Google takes a cut on each digital purchase through Play Store on Android, the mobile system it develops. While revenue from such transactions is a fraction of the total sales, it’s a high-margin business for the company, according to analysts.

The remedies could force it to allow rival app stores or lower the fees it charges on app sales and in-app purchases.

Alphabet shares were down nearly one per cent on Tuesday.

The unanimous ruling by the jury will intensify pressure on Google at a time it is caught in a legal battle with the U.S. Justice Department (DoJ), which has accused the online search leader of breaking antitrust law to stay on top.

“It’s worth noting the ad tech case is also a jury trial. Ad tech is more complicated than app stores, but DOJ still must be feeling encouraged by last night’s jury ruling,” analysts at TD Cowen said.

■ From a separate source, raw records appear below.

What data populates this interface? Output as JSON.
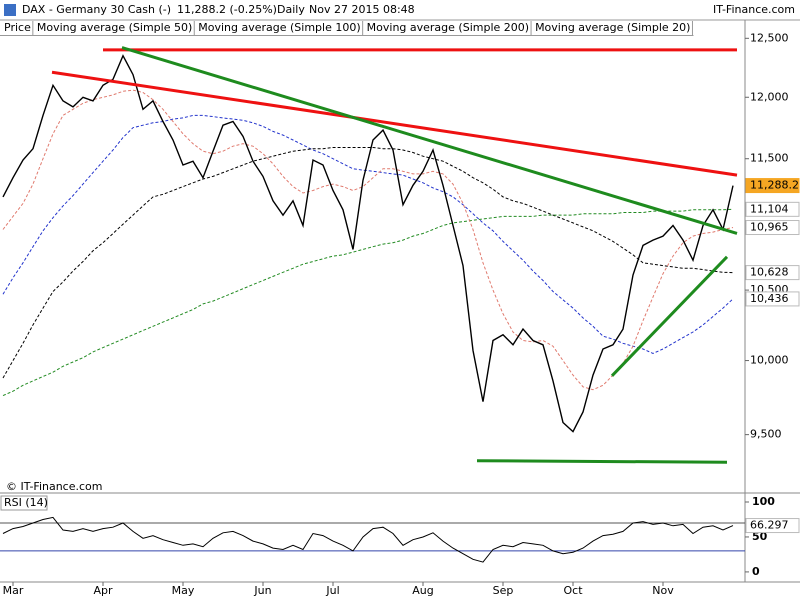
{
  "chart_data": [
    {
      "type": "line",
      "title": "DAX - Germany 30 Cash (-)",
      "quote": "11,288.2 (-0.25%)",
      "interval": "Daily",
      "timestamp": "Nov 27 2015 08:48",
      "source": "IT-Finance.com",
      "copyright": "© IT-Finance.com",
      "log_scale": true,
      "categories": [
        null,
        "Mar",
        null,
        null,
        null,
        null,
        null,
        null,
        null,
        null,
        "Apr",
        null,
        null,
        null,
        null,
        null,
        null,
        null,
        "May",
        null,
        null,
        null,
        null,
        null,
        null,
        null,
        "Jun",
        null,
        null,
        null,
        null,
        null,
        null,
        "Jul",
        null,
        null,
        null,
        null,
        null,
        null,
        null,
        null,
        "Aug",
        null,
        null,
        null,
        null,
        null,
        null,
        null,
        "Sep",
        null,
        null,
        null,
        null,
        null,
        null,
        "Oct",
        null,
        null,
        null,
        null,
        null,
        null,
        null,
        null,
        "Nov",
        null,
        null,
        null,
        null,
        null,
        null,
        null
      ],
      "series": [
        {
          "name": "Price",
          "color": "#000000",
          "dashed": false,
          "tag": "11,288.2",
          "tag_color": "#f5a623",
          "values": [
            11200,
            11350,
            11490,
            11580,
            11850,
            12100,
            11970,
            11920,
            12000,
            11970,
            12100,
            12150,
            12350,
            12190,
            11900,
            11970,
            11800,
            11650,
            11450,
            11480,
            11350,
            11560,
            11770,
            11800,
            11680,
            11480,
            11360,
            11170,
            11060,
            11170,
            10980,
            11490,
            11450,
            11250,
            11100,
            10800,
            11330,
            11650,
            11730,
            11570,
            11140,
            11290,
            11400,
            11570,
            11290,
            10980,
            10680,
            10070,
            9720,
            10140,
            10180,
            10110,
            10220,
            10140,
            10110,
            9860,
            9580,
            9520,
            9650,
            9900,
            10080,
            10110,
            10220,
            10610,
            10830,
            10870,
            10900,
            10980,
            10870,
            10720,
            10980,
            11100,
            10950,
            11288.2
          ]
        },
        {
          "name": "Moving average (Simple 50)",
          "color": "#2233cc",
          "dashed": true,
          "tag": "10,436",
          "values": [
            10470,
            10590,
            10700,
            10820,
            10940,
            11040,
            11130,
            11210,
            11300,
            11390,
            11480,
            11570,
            11670,
            11750,
            11770,
            11790,
            11800,
            11820,
            11830,
            11850,
            11850,
            11840,
            11830,
            11820,
            11810,
            11790,
            11760,
            11720,
            11690,
            11650,
            11610,
            11570,
            11540,
            11500,
            11460,
            11420,
            11410,
            11400,
            11390,
            11380,
            11370,
            11340,
            11310,
            11270,
            11240,
            11200,
            11140,
            11070,
            11000,
            10940,
            10860,
            10790,
            10720,
            10640,
            10570,
            10490,
            10430,
            10370,
            10300,
            10240,
            10170,
            10150,
            10120,
            10100,
            10080,
            10050,
            10080,
            10120,
            10160,
            10200,
            10250,
            10310,
            10370,
            10436
          ]
        },
        {
          "name": "Moving average (Simple 100)",
          "color": "#000000",
          "dashed": true,
          "tag": "10,628",
          "values": [
            9880,
            10000,
            10120,
            10250,
            10370,
            10490,
            10560,
            10640,
            10710,
            10790,
            10850,
            10920,
            10990,
            11060,
            11130,
            11200,
            11220,
            11250,
            11280,
            11310,
            11340,
            11360,
            11390,
            11420,
            11450,
            11480,
            11500,
            11520,
            11540,
            11560,
            11570,
            11580,
            11580,
            11590,
            11590,
            11590,
            11590,
            11590,
            11580,
            11580,
            11570,
            11550,
            11520,
            11500,
            11480,
            11440,
            11400,
            11350,
            11310,
            11260,
            11200,
            11170,
            11150,
            11120,
            11090,
            11060,
            11030,
            11000,
            10970,
            10940,
            10900,
            10860,
            10810,
            10760,
            10700,
            10690,
            10680,
            10670,
            10660,
            10660,
            10650,
            10640,
            10630,
            10628
          ]
        },
        {
          "name": "Moving average (Simple 200)",
          "color": "#228b22",
          "dashed": true,
          "tag": "11,104",
          "values": [
            9760,
            9790,
            9830,
            9860,
            9890,
            9920,
            9960,
            9990,
            10020,
            10060,
            10090,
            10120,
            10150,
            10180,
            10210,
            10240,
            10270,
            10300,
            10330,
            10360,
            10400,
            10420,
            10450,
            10480,
            10510,
            10540,
            10570,
            10600,
            10630,
            10660,
            10690,
            10710,
            10730,
            10750,
            10760,
            10780,
            10800,
            10820,
            10840,
            10850,
            10870,
            10900,
            10920,
            10950,
            10980,
            11000,
            11010,
            11020,
            11030,
            11040,
            11050,
            11050,
            11050,
            11050,
            11060,
            11060,
            11060,
            11060,
            11070,
            11070,
            11070,
            11070,
            11080,
            11080,
            11080,
            11090,
            11090,
            11090,
            11090,
            11100,
            11100,
            11100,
            11100,
            11104
          ]
        },
        {
          "name": "Moving average (Simple 20)",
          "color": "#e07a6e",
          "dashed": true,
          "tag": "10,965",
          "values": [
            10950,
            11050,
            11150,
            11300,
            11500,
            11700,
            11850,
            11900,
            11950,
            11980,
            12000,
            12020,
            12050,
            12060,
            12040,
            11980,
            11900,
            11800,
            11700,
            11620,
            11560,
            11540,
            11560,
            11600,
            11620,
            11600,
            11540,
            11460,
            11360,
            11280,
            11230,
            11250,
            11280,
            11300,
            11280,
            11250,
            11280,
            11350,
            11420,
            11420,
            11400,
            11380,
            11380,
            11400,
            11380,
            11300,
            11150,
            10950,
            10700,
            10500,
            10330,
            10200,
            10140,
            10130,
            10140,
            10100,
            10000,
            9900,
            9820,
            9800,
            9830,
            9900,
            9980,
            10100,
            10280,
            10450,
            10620,
            10750,
            10850,
            10900,
            10920,
            10930,
            10950,
            10965
          ]
        }
      ],
      "trendlines": [
        {
          "color": "#ee1111",
          "from": [
            10,
            12400
          ],
          "to": [
            73.4,
            12400
          ]
        },
        {
          "color": "#ee1111",
          "from": [
            4.9,
            12210
          ],
          "to": [
            73.4,
            11370
          ]
        },
        {
          "color": "#1e8b1e",
          "from": [
            11.9,
            12420
          ],
          "to": [
            73.4,
            10920
          ]
        },
        {
          "color": "#1e8b1e",
          "from": [
            47.4,
            9330
          ],
          "to": [
            72.4,
            9320
          ]
        },
        {
          "color": "#1e8b1e",
          "from": [
            60.9,
            9895
          ],
          "to": [
            72.4,
            10745
          ]
        }
      ],
      "ylim": [
        9130,
        12520
      ],
      "yticks": [
        {
          "value": 9500,
          "label": "9,500"
        },
        {
          "value": 10000,
          "label": "10,000"
        },
        {
          "value": 10500,
          "label": "10,500"
        },
        {
          "value": 11500,
          "label": "11,500"
        },
        {
          "value": 12000,
          "label": "12,000"
        },
        {
          "value": 12500,
          "label": "12,500"
        }
      ]
    },
    {
      "type": "line",
      "title": "RSI (14)",
      "series": [
        {
          "name": "RSI (14)",
          "color": "#000000",
          "tag": "66.297",
          "values": [
            55,
            62,
            65,
            70,
            75,
            78,
            60,
            58,
            62,
            58,
            62,
            64,
            70,
            58,
            48,
            52,
            46,
            42,
            38,
            40,
            36,
            48,
            56,
            58,
            52,
            44,
            40,
            34,
            32,
            38,
            32,
            55,
            52,
            44,
            38,
            30,
            50,
            62,
            64,
            55,
            38,
            46,
            50,
            56,
            44,
            34,
            26,
            18,
            14,
            32,
            38,
            36,
            42,
            40,
            38,
            30,
            26,
            28,
            34,
            44,
            52,
            54,
            58,
            70,
            72,
            68,
            70,
            66,
            68,
            55,
            64,
            66,
            60,
            66.297
          ]
        }
      ],
      "levels": [
        {
          "value": 70,
          "color": "#555555"
        },
        {
          "value": 30,
          "color": "#3344aa"
        }
      ],
      "ylim": [
        -13,
        110
      ],
      "yticks": [
        0,
        50,
        100
      ]
    }
  ]
}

The decision is also expected to deepen questions over Apple‘s market dominance. The company won a similar fight against Epic but both the companies have approached the Supreme Court to review their dispute.

While it may not directly impact the case, the Google ruling will amplify questions about the influence Apple exerts through its App Store, said Eleanor Fox, professor emerita at the New York University School of Law.

“Apple might be and should be more concerned that it will be found to be a monopoly,” Fox said.

Lengthy Appeals Process

Google has said it will appeal the verdict, and the case will head to the San Francisco-based 9th U.S. Circuit Court of Appeals. That is the same court that heard Epic’s arguments last year to revive its antitrust claims against Apple.

In January, U.S. District Judge James Donato in San Francisco will weigh Epic’s request for an injunction. Epic and Google will face off for a second time in court — before the judge only.

Google would likely argue that the proposed injunction is too broad and needs to be more tailored.

“It’s not so much will there be an injunction but the strength and scope of that remedy,” said antitrust legal scholar Christine Bartholomew of the University at Buffalo School of Law in New York.

Still, analysts expect Google to appeal any remedy orders from Judge Donato, delaying any potential changes.

“Using the timeline in Epic v Apple as a guide, the 9th Circuit would likely rule around Q2 2025,” TD Cowen said.